GPD Applicability: When the difference between extreme and normal values is small, the GPD fitting quality degrades (requiring a sufficiently large threshold \(t\)). The paper suggests using non-linear transformations to amplify differences, but this was not experimentally verified.
I.I.D. Assumption: EVT requires independent and identically distributed samples, but samples in RL across adjacent time steps are naturally correlated.
Environment Complexity: Only validated in Safety Gymnasium and MuJoCo; more complex real-world scenarios (e.g., real robots, autonomous driving) have not been tested.
Multi-Constraint Expansion: Currently only handles a single constraint. How to model the GPD for each constraint separately in multi-constraint scenarios remains to be discussed.
Computational Overhead: GPD fitting + importance resampling + prioritized replay introduce additional computational costs, which were not reported in terms of time overhead.
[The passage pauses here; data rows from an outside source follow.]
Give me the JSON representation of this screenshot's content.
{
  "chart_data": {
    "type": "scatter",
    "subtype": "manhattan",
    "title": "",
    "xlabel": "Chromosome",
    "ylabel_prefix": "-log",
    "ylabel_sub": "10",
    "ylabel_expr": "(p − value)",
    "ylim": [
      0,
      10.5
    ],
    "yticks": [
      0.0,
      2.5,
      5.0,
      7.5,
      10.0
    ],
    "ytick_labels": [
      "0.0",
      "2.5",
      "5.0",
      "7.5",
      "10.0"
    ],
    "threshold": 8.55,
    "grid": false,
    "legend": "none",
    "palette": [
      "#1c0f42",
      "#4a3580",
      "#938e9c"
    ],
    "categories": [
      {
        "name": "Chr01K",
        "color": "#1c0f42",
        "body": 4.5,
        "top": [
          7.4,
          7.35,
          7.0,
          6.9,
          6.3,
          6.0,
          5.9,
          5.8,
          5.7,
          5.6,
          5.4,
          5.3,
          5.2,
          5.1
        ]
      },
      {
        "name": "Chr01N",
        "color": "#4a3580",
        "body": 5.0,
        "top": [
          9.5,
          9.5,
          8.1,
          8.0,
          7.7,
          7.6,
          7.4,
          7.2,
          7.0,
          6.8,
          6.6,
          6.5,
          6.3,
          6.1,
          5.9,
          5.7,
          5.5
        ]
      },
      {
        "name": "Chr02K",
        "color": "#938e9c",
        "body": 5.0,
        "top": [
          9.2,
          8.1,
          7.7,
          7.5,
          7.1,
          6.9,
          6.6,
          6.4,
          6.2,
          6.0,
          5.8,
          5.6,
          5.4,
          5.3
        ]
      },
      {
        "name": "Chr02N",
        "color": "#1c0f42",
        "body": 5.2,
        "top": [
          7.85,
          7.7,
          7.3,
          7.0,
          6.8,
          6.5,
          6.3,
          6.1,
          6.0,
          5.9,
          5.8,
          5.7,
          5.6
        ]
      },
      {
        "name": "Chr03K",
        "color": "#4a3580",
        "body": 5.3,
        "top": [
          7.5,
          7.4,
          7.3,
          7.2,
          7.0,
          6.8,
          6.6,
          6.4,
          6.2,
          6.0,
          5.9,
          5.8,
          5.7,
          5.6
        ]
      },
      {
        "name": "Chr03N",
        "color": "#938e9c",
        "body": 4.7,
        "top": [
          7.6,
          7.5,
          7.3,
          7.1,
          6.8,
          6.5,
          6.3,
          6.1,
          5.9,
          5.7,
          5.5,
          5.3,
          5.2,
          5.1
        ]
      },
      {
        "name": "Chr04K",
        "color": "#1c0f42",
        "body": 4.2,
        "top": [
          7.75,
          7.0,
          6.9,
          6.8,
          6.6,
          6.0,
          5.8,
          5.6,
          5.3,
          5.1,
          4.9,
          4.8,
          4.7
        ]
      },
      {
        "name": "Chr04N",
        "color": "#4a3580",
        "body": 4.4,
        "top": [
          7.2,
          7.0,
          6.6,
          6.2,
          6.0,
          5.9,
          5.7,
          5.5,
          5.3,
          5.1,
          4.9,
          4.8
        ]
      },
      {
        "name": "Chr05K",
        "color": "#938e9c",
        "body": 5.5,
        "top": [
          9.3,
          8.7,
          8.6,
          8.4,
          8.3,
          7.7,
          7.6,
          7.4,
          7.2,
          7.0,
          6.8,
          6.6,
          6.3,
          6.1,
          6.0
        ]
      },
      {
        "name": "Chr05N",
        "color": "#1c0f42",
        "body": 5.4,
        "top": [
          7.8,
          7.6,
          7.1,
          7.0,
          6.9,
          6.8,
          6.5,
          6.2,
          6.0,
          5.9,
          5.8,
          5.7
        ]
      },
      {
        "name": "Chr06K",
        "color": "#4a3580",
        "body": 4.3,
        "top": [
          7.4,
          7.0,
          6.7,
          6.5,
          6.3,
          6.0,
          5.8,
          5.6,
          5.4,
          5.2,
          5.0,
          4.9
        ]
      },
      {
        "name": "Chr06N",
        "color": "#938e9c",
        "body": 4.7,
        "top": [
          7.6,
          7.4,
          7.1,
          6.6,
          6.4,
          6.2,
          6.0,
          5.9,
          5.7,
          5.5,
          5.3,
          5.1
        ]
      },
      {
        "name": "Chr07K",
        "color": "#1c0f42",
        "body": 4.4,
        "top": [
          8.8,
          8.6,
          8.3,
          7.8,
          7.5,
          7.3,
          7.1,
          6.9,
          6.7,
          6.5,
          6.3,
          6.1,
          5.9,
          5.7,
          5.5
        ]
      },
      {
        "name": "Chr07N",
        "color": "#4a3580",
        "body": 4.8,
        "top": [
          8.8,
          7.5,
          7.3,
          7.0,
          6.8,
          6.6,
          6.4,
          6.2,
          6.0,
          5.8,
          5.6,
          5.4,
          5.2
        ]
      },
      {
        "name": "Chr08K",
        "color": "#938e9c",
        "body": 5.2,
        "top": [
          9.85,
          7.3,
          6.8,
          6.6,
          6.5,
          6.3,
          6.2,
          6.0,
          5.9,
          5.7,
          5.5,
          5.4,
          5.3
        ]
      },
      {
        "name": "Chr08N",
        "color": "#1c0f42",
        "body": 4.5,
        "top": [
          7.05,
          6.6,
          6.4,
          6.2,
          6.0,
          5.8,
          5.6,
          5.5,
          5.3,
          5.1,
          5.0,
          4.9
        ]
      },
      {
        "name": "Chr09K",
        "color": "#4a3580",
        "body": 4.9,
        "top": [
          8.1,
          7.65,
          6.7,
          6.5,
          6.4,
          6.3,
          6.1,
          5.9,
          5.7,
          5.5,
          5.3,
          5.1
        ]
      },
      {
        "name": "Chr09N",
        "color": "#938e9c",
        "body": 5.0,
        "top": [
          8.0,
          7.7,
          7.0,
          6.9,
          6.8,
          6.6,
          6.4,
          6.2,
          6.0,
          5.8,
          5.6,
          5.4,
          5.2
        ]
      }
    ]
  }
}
CPO (Achiam et al., 2017): A classic expectation-based trust region method, upon which EVO introduces EVT tail constraints.
WCSAC (Yang et al., 2021): Probabilistic constraint using Gaussian approximation + CVaR, which EVO improves upon by using GPD for more precise tail modeling instead of the Gaussian approximation.
QCPO (Jung et al., 2022): A quantile constraint method, where EVO theoretically proves a lower variance compared to quantile regression.
EVAC (NS et al., 2023): Applies EVT to reduce the variance of extreme rewards but does not address constraint satisfaction.

Rating¶

Novelty: ⭐⭐⭐⭐ (The combination of EVT + CRL is novel; using GPD to model the tail is intuitive and clear)
Experimental Thoroughness: ⭐⭐⭐⭐ (Comprehensive ablation, sensitivity analysis, GPD fitting validation, and sample size experiments are all covered)
Writing Quality: ⭐⭐⭐⭐ (Clear structure, complete theoretical derivations, and intuitive figures)
Value: ⭐⭐⭐⭐ (Tail risk is a core problem in Safe RL; the method is practical and theoretically guaranteed)